Transition success! This retiring Colonel started a career flipping bases
"Where did they get all this taupe paint?"

It’s a fixer-upper
FORT LIBERTY, N.C.—Colonel Howard Ratner is retiring soon, following a successful Infantry career leading units from platoon to brigade level. His greatest challenge, however, is still ahead of him. Ratner is building a business buying, rehabilitating, and selling neglected DOD garrisons for profit.
As a retired Colonel, with 30 years of service, a 100% disability rating, and a 100% Combat-Related Special Compensation award, Ratner has a post-tax annual income of $142,473.48. His budget is $33 million.
Ratner says, “I was inspired by Tyler Perry’s purchase of Fort McPherson. Sure he’s insanely wealthy from playing an old lady and I have a defined benefit annuity based on inhaling burn pits and getting blown up outside of Mosul, but some of these military transition programs are just giving away money.”
“We already have our first project, an old MOUT facility we converted to lofts, close to completion. It will soon be ready for viewing and purchase offers,” Ratner told Duffel Blog. “But we’re thinking bigger. Why settle for a fourteen-hundred-square-foot ranch-style on three acres, when you can have a bunch of ‘potentially salvageable’ homes on one hundred acres of Superfund site? Worst case, I probably have some tax write-offs that will somehow actually end up making me money. I heard about that from a 1st Sgt. I was talking to in the sauna at the gym the other day. He seemed both confused and very certain.”
Properties Ratner has plans to offer to potential buyers include Fort Gillem near Atlanta, Fort Holabird near Baltimore, Naval Station Galveston, and Mather Air Base outside Sacramento. Improvements to the installations include asbestos elimination, clearance of unexploded ordnance, and removing evidence of names of people who are now considered problematic.
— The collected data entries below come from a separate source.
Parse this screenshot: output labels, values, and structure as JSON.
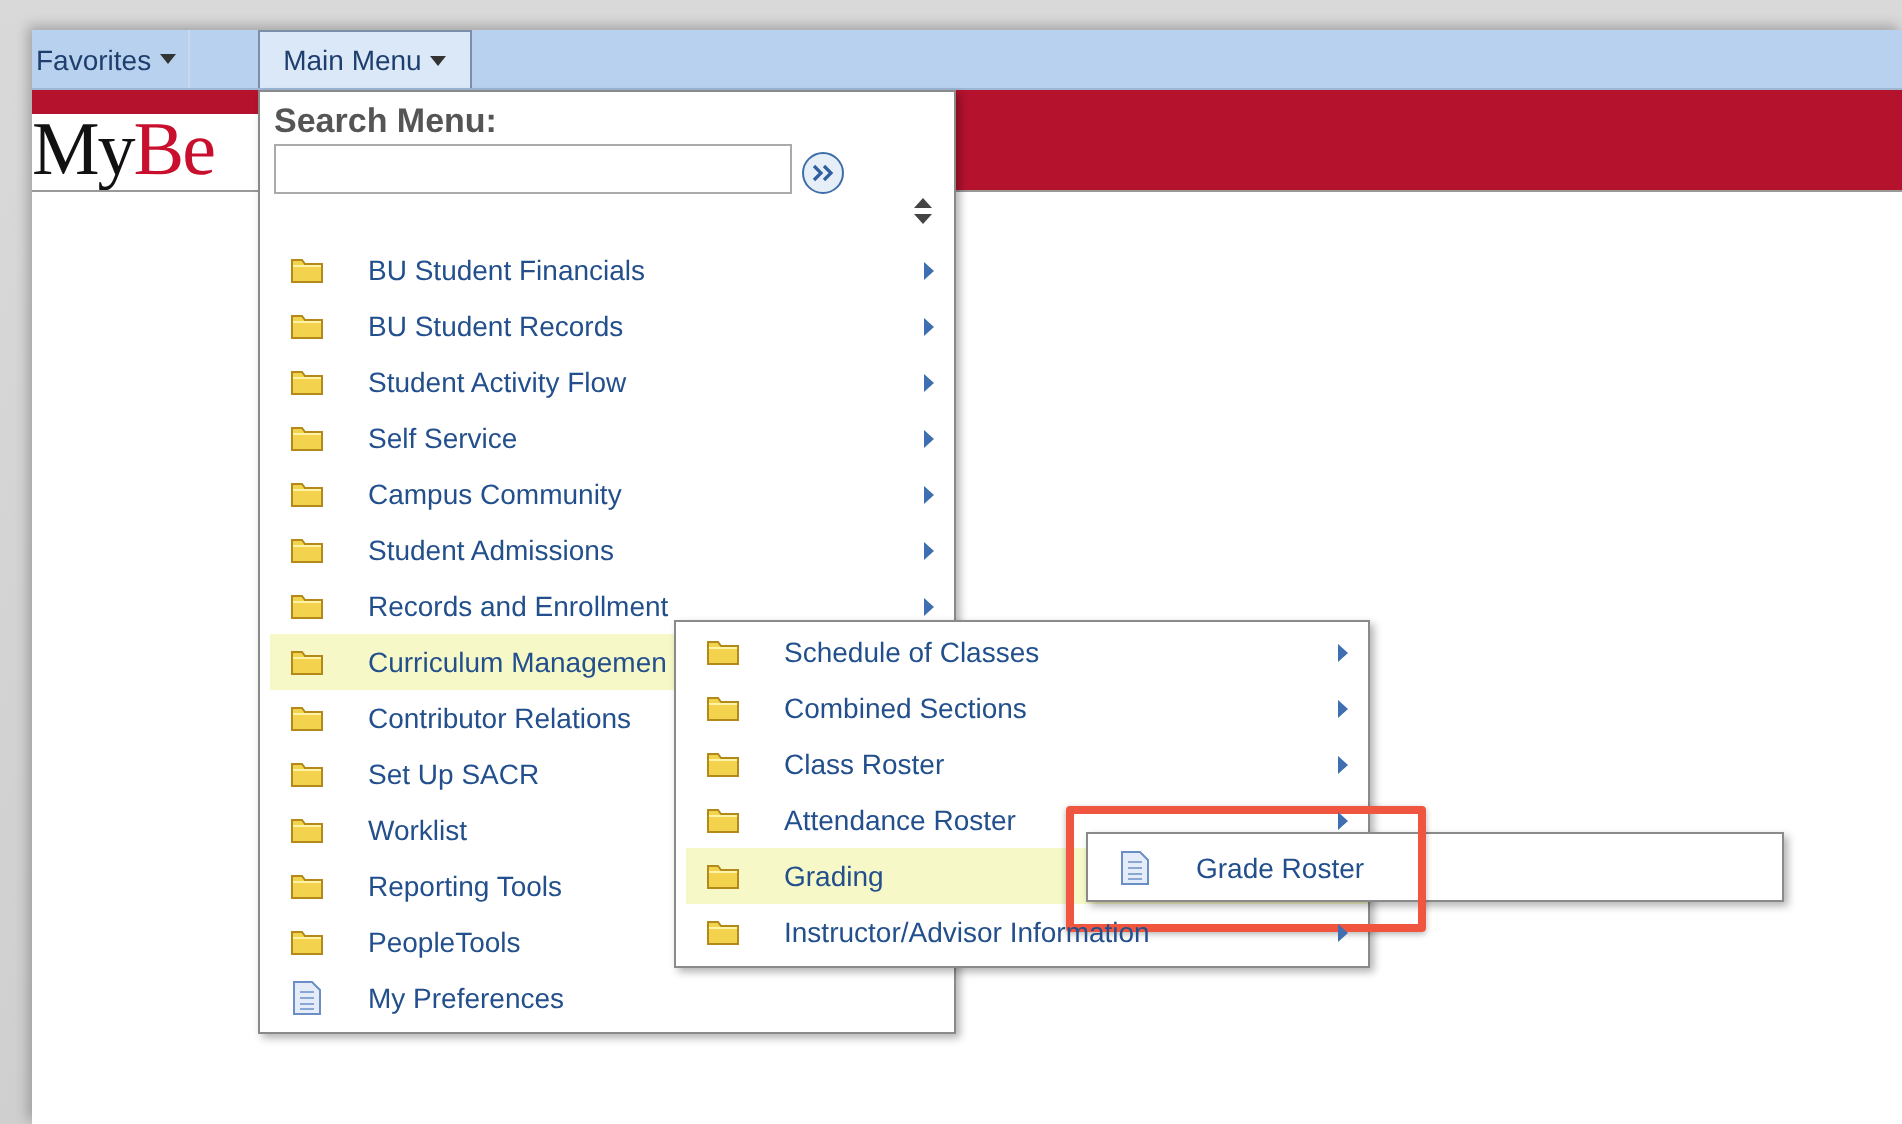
{
  "nav": [
    {
      "label": "Favorites",
      "selected": false
    },
    {
      "label": "Main Menu",
      "selected": true
    }
  ],
  "logo": {
    "part_1": "My",
    "part_2": "Be"
  },
  "main_menu": {
    "search_label": "Search Menu:",
    "items": [
      {
        "label": "BU Student Financials",
        "kind": "folder",
        "arrow": true,
        "selected": false
      },
      {
        "label": "BU Student Records",
        "kind": "folder",
        "arrow": true,
        "selected": false
      },
      {
        "label": "Student Activity Flow",
        "kind": "folder",
        "arrow": true,
        "selected": false
      },
      {
        "label": "Self Service",
        "kind": "folder",
        "arrow": true,
        "selected": false
      },
      {
        "label": "Campus Community",
        "kind": "folder",
        "arrow": true,
        "selected": false
      },
      {
        "label": "Student Admissions",
        "kind": "folder",
        "arrow": true,
        "selected": false
      },
      {
        "label": "Records and Enrollment",
        "kind": "folder",
        "arrow": true,
        "selected": false
      },
      {
        "label": "Curriculum Managemen",
        "kind": "folder",
        "arrow": false,
        "selected": true
      },
      {
        "label": "Contributor Relations",
        "kind": "folder",
        "arrow": false,
        "selected": false
      },
      {
        "label": "Set Up SACR",
        "kind": "folder",
        "arrow": false,
        "selected": false
      },
      {
        "label": "Worklist",
        "kind": "folder",
        "arrow": false,
        "selected": false
      },
      {
        "label": "Reporting Tools",
        "kind": "folder",
        "arrow": false,
        "selected": false
      },
      {
        "label": "PeopleTools",
        "kind": "folder",
        "arrow": false,
        "selected": false
      },
      {
        "label": "My Preferences",
        "kind": "page",
        "arrow": false,
        "selected": false
      }
    ]
  },
  "submenu": {
    "items": [
      {
        "label": "Schedule of Classes",
        "kind": "folder",
        "arrow": true,
        "selected": false
      },
      {
        "label": "Combined Sections",
        "kind": "folder",
        "arrow": true,
        "selected": false
      },
      {
        "label": "Class Roster",
        "kind": "folder",
        "arrow": true,
        "selected": false
      },
      {
        "label": "Attendance Roster",
        "kind": "folder",
        "arrow": true,
        "selected": false
      },
      {
        "label": "Grading",
        "kind": "folder",
        "arrow": false,
        "selected": true
      },
      {
        "label": "Instructor/Advisor Information",
        "kind": "folder",
        "arrow": true,
        "selected": false
      }
    ]
  },
  "grading_menu": {
    "items": [
      {
        "label": "Grade Roster",
        "kind": "page",
        "arrow": false,
        "selected": false,
        "annotated": true
      }
    ]
  }
}
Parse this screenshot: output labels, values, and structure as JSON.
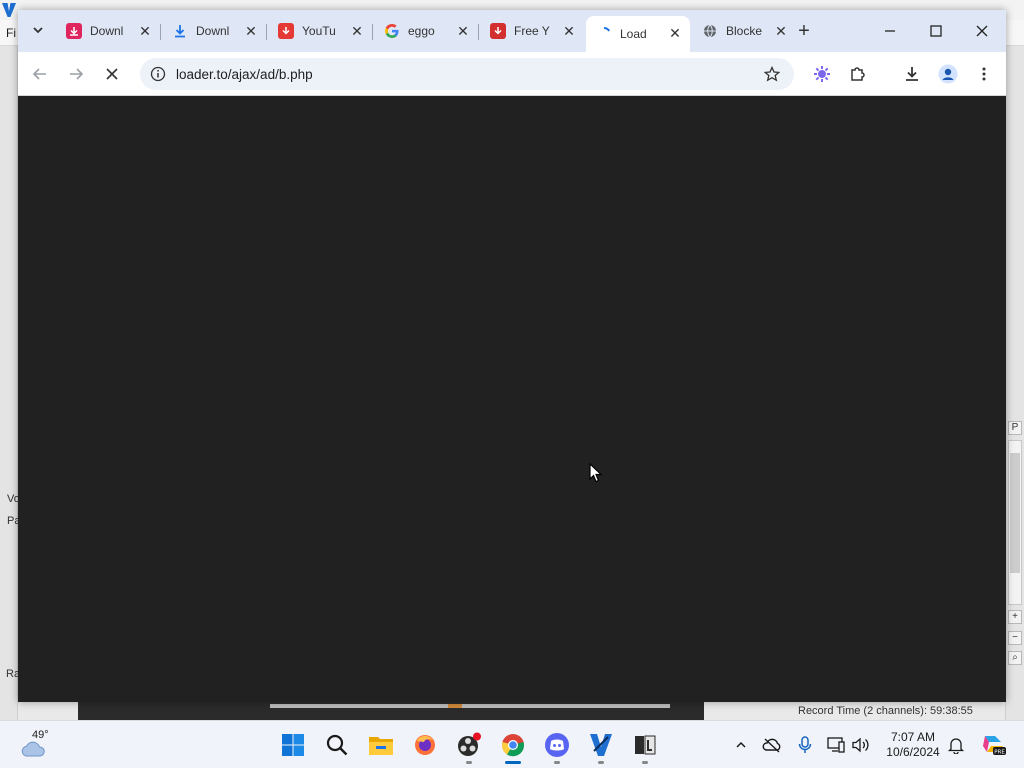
{
  "background_app": {
    "menu_label": "Fi",
    "left_labels": [
      "Vo",
      "Pa",
      "Ra"
    ],
    "status_text": "Record Time (2 channels): 59:38:55"
  },
  "browser": {
    "tabs": [
      {
        "label": "Downl",
        "favicon": "download-red-icon",
        "color": "#e0245e",
        "active": false
      },
      {
        "label": "Downl",
        "favicon": "download-blue-icon",
        "color": "#1a73e8",
        "active": false
      },
      {
        "label": "YouTu",
        "favicon": "youtube-download-icon",
        "color": "#e53935",
        "active": false
      },
      {
        "label": "eggo",
        "favicon": "google-icon",
        "color": "#4285f4",
        "active": false
      },
      {
        "label": "Free Y",
        "favicon": "download-red-icon",
        "color": "#d32f2f",
        "active": false
      },
      {
        "label": "Load",
        "favicon": "loading-spinner-icon",
        "color": "#1a73e8",
        "active": true
      },
      {
        "label": "Blocke",
        "favicon": "globe-icon",
        "color": "#5f6368",
        "active": false
      }
    ],
    "new_tab_label": "+",
    "url": "loader.to/ajax/ad/b.php",
    "page_background": "#212121"
  },
  "taskbar": {
    "weather_temp": "49°",
    "time": "7:07 AM",
    "date": "10/6/2024",
    "apps": [
      {
        "name": "windows-start-icon"
      },
      {
        "name": "search-icon"
      },
      {
        "name": "file-explorer-icon"
      },
      {
        "name": "firefox-icon"
      },
      {
        "name": "obs-icon"
      },
      {
        "name": "chrome-icon"
      },
      {
        "name": "discord-icon"
      },
      {
        "name": "vegas-icon"
      },
      {
        "name": "libretranslate-icon"
      }
    ]
  }
}
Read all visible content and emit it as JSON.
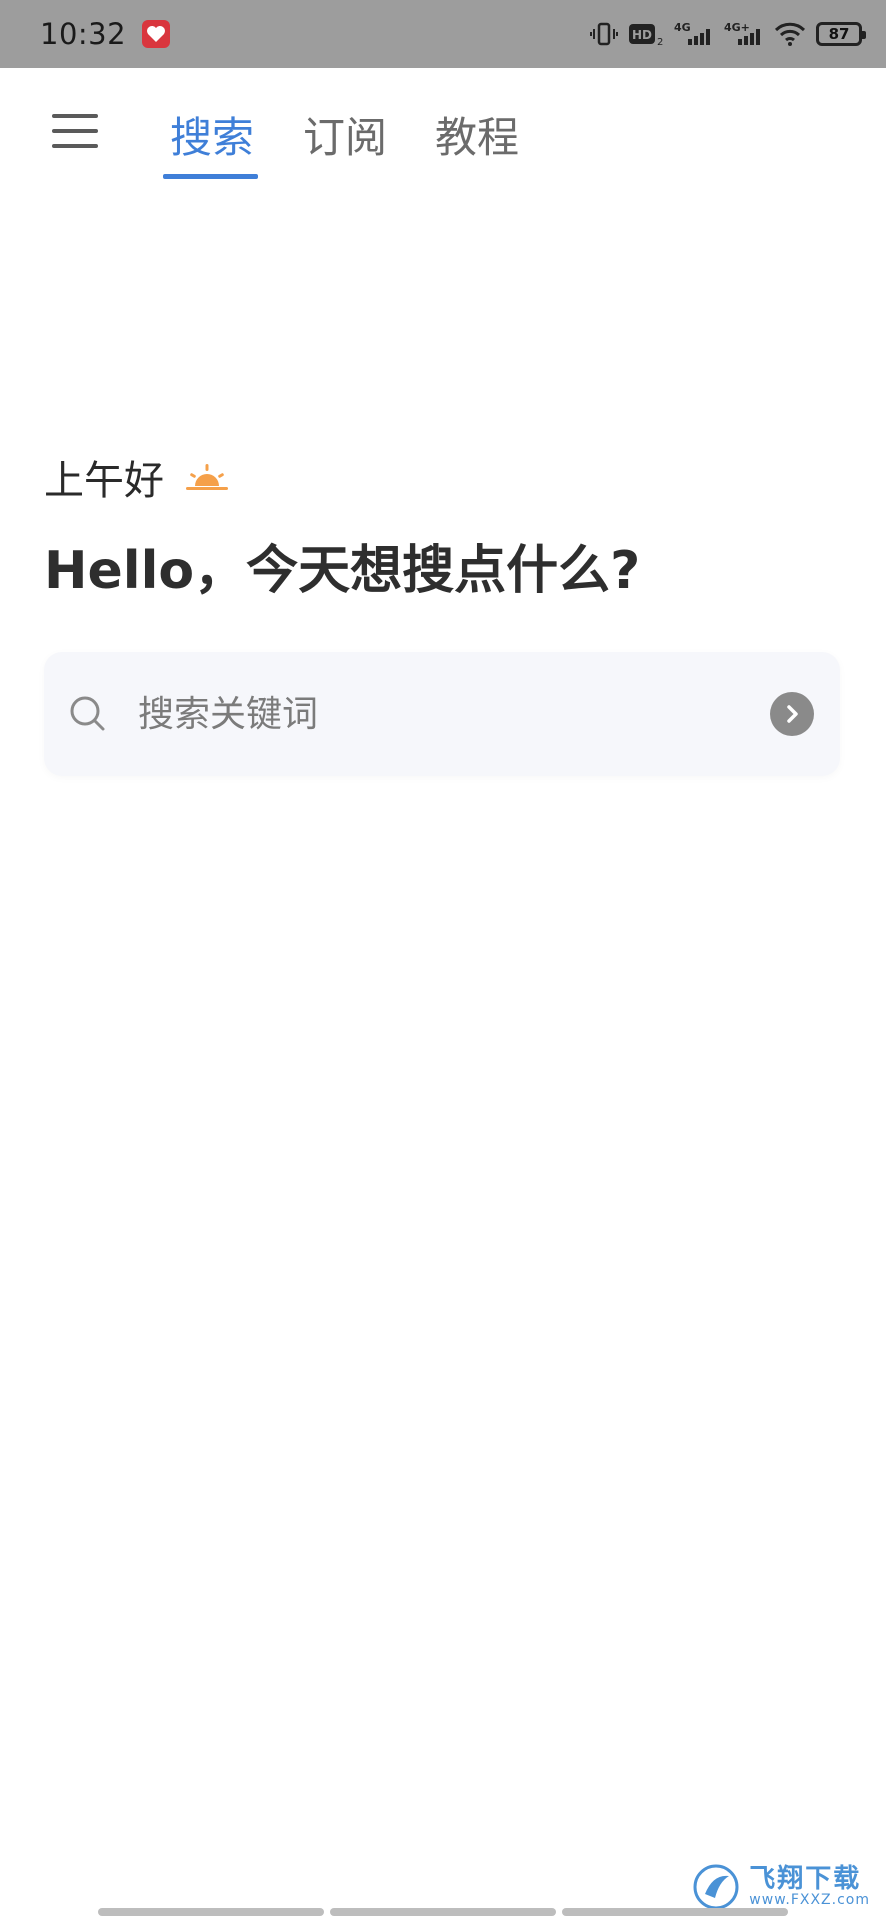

But Ratner doesn't stop at simple safety and cultural concerns.
“We really focus on critical aspects like crown molding, open concept floor plans, a kitchen island, and a man cave where guys can really focus on the important things, like huge TVs and sports memorabilia,” Ratner said.
Asked where he got the idea, Ratner explained, “The idea just came to me after I had spent the day at a ‘Boots 2 Business’ entrepreneurship course as part of TAP [the Transition Assistance Program]. That night I was watching ‘Flip or Flop’ with my third ex-wife, Density, and it just hit me, tons of old bases are just lying around, waiting for someone to come in and fix them up.”
Despite a lack of experience in construction, real estate financing or marketing, or business management, Ratner was undaunted.
"Who the [expletive] needs daunts? I’m dealing with the government here, and I’m a retired Colonel. That’s the frickin’ keys to the castle. I’m just trying to figure out how to make this a GS-15 job and double-dip a pension. Make Uncle Sam pay me to pay me, hooah?" Ratner asked.
“After all,” he told Duffel Blog while giving a guided tour of the soon-to-be refurbished LBJ Atomic Waste Interment Disposal Station just outside Chicago, “literally any officer can do literally any job. And if that weren’t true, we wouldn’t have aviation guys commanding infantry divisions, artillerymen running Force Protection units, and a low-ranking Navy Intelligence officer and former mayor of a 3500-person hamlet now in charge of the entire US Department of Transportation.
At press time, the Department of the Treasury was loading a truck with pallets of cash for movement to Ratner’s garage in Southern Pines.
Dick Scuttlebutt is an advocate for shiplap and cool pastels.